Moreover, some therapies for treatment currently used today are (4):
- Allergen sensitization is essential in developing any allergic disease in atopic individuals. As a result, avoiding allergens before or after sensitization should be advantageous as primary or secondary prophylaxis.
- Inhaled SABAs (Short-acting beta-agonists) like salbutamol and terbutaline are currently the most effective bronchodilators for the rapid relief of asthma symptoms. Formoterol and salmeterol, two inhaled LABAs (Long-acting beta-agonists), induce bronchodilation for at least 12 hours (5) and are used as supplemental therapy for asthma that is not controlled by inhaled corticosteroids.
- Allergen-specific immunotherapy (SIT) is an immune-modifying therapy used to treat allergic rhinitis, venom hypersensitivity, some drug allergies, and mild bronchial asthma.
- Subcutaneous immunotherapy (SCIT) entails the regular subcutaneous injection of allergen extracts or recombinant allergens using incremental regimes, with tolerance induction taking anywhere from a few days to several months depending on the regime used.
5. When to see a doctor?
Set an appointment with your doctor right away if you have flu symptoms that last more than 10 days or if over-the-counter medications do not relieve your symptoms.
Consult a doctor if the fever is the result of:
- Uncontrollable shivering
- High body temperature with no sweat
- Symptoms are getting worse.
- Muscle spasms and skin rash
- Drowsiness or confusion
- If you or you have a fever of more than 40 degrees Celsius (104 degrees Fahrenheit), you should seek medical attention.
Moreover, seek immediate medical help if you experience an extreme allergic reaction like anaphylaxis since it can be fatal. Symptoms of anaphylaxis can include:
- Difficulty breathing
- Swelling of the throat or tongue
- Loss of consciousness
- Severe drop in blood pressure
Call 911 or your local emergency number if you are experiencing a severe allergic reaction (anaphylaxis) or seek emergency medical attention. Use it right away if you have an epinephrine auto-injector (Auvi-Q, EpiPen, or similar).
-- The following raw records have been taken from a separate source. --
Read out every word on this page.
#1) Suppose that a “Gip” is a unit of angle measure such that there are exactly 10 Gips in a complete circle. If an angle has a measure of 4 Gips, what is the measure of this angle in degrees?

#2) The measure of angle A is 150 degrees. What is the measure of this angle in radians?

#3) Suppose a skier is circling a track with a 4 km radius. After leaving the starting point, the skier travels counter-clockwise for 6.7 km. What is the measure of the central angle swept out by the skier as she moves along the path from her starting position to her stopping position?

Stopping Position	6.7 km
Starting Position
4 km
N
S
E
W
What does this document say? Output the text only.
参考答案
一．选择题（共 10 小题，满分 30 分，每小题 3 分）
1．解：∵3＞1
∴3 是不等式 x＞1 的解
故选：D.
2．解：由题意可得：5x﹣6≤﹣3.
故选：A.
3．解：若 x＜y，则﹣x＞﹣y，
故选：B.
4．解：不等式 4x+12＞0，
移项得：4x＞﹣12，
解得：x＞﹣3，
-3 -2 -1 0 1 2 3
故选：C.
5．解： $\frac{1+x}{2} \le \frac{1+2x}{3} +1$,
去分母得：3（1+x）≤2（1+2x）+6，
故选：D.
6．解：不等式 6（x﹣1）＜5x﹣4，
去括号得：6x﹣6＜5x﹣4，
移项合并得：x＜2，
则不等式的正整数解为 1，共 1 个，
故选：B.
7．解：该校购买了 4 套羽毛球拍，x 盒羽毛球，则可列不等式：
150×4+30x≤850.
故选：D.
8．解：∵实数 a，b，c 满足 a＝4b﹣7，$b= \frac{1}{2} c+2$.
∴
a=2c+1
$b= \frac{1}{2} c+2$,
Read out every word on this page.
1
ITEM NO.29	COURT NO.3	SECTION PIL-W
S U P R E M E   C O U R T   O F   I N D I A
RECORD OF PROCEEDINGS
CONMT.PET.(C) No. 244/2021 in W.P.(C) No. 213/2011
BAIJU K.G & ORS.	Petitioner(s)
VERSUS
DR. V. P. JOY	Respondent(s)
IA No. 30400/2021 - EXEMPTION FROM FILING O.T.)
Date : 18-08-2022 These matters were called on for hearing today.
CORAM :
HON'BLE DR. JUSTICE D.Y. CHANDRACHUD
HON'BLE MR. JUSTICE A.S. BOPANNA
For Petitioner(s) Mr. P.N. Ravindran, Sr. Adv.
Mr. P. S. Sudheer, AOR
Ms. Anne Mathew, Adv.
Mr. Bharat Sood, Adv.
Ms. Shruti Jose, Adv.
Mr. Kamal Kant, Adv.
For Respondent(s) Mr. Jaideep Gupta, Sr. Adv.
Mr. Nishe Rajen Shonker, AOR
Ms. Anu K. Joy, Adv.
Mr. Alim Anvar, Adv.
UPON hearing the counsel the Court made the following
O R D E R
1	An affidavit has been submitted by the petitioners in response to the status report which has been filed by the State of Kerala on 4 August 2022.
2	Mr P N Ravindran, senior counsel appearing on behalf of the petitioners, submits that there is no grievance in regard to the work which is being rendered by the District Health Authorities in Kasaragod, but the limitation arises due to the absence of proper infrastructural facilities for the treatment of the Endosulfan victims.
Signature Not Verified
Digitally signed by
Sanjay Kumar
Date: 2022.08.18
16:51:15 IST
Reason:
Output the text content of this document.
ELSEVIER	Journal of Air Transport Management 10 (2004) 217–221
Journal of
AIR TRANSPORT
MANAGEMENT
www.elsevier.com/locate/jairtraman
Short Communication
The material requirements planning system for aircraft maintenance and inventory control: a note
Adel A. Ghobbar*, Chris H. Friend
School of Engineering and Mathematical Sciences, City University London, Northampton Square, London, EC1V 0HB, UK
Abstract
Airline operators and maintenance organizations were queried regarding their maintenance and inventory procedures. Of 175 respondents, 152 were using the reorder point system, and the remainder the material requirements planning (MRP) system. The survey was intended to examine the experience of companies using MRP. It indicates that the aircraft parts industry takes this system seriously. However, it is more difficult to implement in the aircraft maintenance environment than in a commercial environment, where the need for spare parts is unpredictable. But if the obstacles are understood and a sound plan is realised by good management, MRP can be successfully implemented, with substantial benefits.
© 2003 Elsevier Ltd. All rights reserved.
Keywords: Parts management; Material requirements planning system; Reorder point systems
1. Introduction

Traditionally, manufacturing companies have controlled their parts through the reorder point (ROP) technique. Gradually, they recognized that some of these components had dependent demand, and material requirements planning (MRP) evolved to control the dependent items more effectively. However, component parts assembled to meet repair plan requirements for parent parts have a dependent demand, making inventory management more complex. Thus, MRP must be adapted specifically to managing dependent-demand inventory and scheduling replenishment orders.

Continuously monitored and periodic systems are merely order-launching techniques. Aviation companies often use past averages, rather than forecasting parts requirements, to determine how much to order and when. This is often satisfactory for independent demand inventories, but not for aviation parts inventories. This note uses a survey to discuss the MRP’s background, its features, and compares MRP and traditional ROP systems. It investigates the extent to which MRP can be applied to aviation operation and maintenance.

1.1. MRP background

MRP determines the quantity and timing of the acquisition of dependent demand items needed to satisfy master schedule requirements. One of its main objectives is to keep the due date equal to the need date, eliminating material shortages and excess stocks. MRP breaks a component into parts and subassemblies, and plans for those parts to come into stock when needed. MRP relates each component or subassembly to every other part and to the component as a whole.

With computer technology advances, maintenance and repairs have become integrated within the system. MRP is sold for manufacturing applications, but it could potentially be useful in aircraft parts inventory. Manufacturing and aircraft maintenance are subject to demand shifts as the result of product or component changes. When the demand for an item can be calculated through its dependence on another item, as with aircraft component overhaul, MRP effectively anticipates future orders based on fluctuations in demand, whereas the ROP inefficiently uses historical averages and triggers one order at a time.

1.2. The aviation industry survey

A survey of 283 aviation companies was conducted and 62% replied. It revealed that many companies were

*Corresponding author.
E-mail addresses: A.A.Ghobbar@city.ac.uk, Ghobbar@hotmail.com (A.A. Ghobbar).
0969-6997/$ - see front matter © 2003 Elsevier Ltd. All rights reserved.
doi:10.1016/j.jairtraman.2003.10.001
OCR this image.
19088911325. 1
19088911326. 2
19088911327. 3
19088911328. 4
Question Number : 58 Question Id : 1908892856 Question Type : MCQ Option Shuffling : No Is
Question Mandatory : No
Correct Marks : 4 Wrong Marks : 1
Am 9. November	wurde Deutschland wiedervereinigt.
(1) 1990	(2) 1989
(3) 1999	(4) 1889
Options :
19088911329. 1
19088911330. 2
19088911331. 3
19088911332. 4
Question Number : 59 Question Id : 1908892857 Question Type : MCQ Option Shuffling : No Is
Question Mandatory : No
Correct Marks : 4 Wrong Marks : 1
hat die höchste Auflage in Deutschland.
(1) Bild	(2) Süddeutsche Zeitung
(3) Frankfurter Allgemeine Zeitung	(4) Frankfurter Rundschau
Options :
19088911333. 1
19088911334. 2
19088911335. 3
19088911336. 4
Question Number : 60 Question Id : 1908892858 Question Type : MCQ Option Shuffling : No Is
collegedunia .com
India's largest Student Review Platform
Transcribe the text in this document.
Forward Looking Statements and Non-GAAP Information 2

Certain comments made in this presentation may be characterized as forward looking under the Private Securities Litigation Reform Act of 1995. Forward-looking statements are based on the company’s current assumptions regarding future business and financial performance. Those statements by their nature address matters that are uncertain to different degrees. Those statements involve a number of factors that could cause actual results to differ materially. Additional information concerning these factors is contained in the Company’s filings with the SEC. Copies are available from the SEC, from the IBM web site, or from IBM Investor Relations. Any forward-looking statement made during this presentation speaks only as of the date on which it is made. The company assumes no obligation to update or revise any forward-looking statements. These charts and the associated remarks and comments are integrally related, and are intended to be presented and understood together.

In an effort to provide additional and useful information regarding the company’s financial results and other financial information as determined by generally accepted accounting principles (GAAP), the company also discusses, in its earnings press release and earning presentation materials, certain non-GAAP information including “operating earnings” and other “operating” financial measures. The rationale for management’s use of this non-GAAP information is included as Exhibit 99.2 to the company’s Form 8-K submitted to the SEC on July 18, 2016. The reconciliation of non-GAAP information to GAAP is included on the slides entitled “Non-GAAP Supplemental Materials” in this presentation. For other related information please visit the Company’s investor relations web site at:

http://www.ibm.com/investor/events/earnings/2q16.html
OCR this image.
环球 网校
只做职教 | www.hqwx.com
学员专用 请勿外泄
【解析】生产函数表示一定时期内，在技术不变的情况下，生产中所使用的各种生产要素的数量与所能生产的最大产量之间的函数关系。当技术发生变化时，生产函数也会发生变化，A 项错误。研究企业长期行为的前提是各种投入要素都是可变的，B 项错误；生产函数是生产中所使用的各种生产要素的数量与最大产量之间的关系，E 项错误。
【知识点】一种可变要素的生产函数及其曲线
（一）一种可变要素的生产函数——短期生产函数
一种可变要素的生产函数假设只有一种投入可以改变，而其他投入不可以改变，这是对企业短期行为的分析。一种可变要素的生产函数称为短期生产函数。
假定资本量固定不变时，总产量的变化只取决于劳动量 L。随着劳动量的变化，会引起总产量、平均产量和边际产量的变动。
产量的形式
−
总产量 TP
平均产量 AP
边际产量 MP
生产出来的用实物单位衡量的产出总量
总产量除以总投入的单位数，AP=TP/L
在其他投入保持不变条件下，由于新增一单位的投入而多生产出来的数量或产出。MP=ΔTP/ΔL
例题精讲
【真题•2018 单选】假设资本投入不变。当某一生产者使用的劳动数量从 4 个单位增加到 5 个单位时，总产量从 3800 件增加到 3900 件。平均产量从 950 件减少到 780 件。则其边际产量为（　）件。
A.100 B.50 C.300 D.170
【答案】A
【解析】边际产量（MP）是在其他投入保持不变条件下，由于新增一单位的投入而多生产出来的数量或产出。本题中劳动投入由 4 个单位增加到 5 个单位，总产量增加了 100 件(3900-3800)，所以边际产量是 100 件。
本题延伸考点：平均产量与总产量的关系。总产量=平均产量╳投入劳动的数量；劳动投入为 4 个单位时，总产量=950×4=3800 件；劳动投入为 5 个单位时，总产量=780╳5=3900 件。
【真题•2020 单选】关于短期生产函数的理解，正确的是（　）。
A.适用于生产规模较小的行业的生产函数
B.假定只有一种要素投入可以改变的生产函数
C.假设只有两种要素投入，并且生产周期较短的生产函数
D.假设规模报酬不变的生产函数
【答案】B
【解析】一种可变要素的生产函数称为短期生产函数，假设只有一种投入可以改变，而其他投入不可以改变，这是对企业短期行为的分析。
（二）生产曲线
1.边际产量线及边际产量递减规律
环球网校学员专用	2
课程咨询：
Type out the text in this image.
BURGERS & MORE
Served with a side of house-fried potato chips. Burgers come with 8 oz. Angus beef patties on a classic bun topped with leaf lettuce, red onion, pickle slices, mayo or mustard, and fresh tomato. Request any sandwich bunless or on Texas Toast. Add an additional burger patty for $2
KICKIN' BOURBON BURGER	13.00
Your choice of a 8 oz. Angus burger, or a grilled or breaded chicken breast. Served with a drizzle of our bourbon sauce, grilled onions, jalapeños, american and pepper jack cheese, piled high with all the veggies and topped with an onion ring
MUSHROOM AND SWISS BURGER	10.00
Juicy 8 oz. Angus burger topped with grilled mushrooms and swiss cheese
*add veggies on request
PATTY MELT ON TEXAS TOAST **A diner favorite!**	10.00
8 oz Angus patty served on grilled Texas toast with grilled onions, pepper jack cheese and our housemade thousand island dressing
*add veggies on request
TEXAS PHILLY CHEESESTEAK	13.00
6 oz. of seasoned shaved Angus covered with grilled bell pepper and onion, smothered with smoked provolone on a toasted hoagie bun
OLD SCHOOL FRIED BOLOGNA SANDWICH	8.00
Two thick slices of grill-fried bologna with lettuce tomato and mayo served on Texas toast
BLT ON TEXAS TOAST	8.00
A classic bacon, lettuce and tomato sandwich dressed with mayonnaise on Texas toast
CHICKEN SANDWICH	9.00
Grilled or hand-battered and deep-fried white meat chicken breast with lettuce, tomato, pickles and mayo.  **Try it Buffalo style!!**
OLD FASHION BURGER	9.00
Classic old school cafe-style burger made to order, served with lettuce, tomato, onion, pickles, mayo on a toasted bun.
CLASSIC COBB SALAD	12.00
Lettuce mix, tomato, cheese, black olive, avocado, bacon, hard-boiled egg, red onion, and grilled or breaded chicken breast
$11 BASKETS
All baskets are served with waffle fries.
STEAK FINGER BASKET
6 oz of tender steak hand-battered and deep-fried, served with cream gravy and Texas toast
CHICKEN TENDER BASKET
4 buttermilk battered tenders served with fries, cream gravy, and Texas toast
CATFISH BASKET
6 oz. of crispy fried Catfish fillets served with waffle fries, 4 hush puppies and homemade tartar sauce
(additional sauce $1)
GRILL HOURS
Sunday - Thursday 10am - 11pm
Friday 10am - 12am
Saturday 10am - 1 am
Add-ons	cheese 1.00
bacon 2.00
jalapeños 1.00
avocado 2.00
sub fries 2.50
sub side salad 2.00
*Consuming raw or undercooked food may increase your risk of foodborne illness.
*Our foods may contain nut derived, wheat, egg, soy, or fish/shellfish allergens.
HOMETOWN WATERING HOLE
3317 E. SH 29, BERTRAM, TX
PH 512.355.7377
Even if your symptoms improve after an epinephrine injection, you should go to the emergency room to ensure they don’t return when the injection’s effects wear off.
Have you discovered the answer to the following question: Can allergies cause fever? Liftyolife (liftyolife.com) thinks so. Allergies are common, but they are treatable. You won’t have it under control if you try home remedies and take the proper medications. However, it is recommended that you ask your doctor’s advice for more effective treatment options. If the symptoms persist, seek immediate medical attention.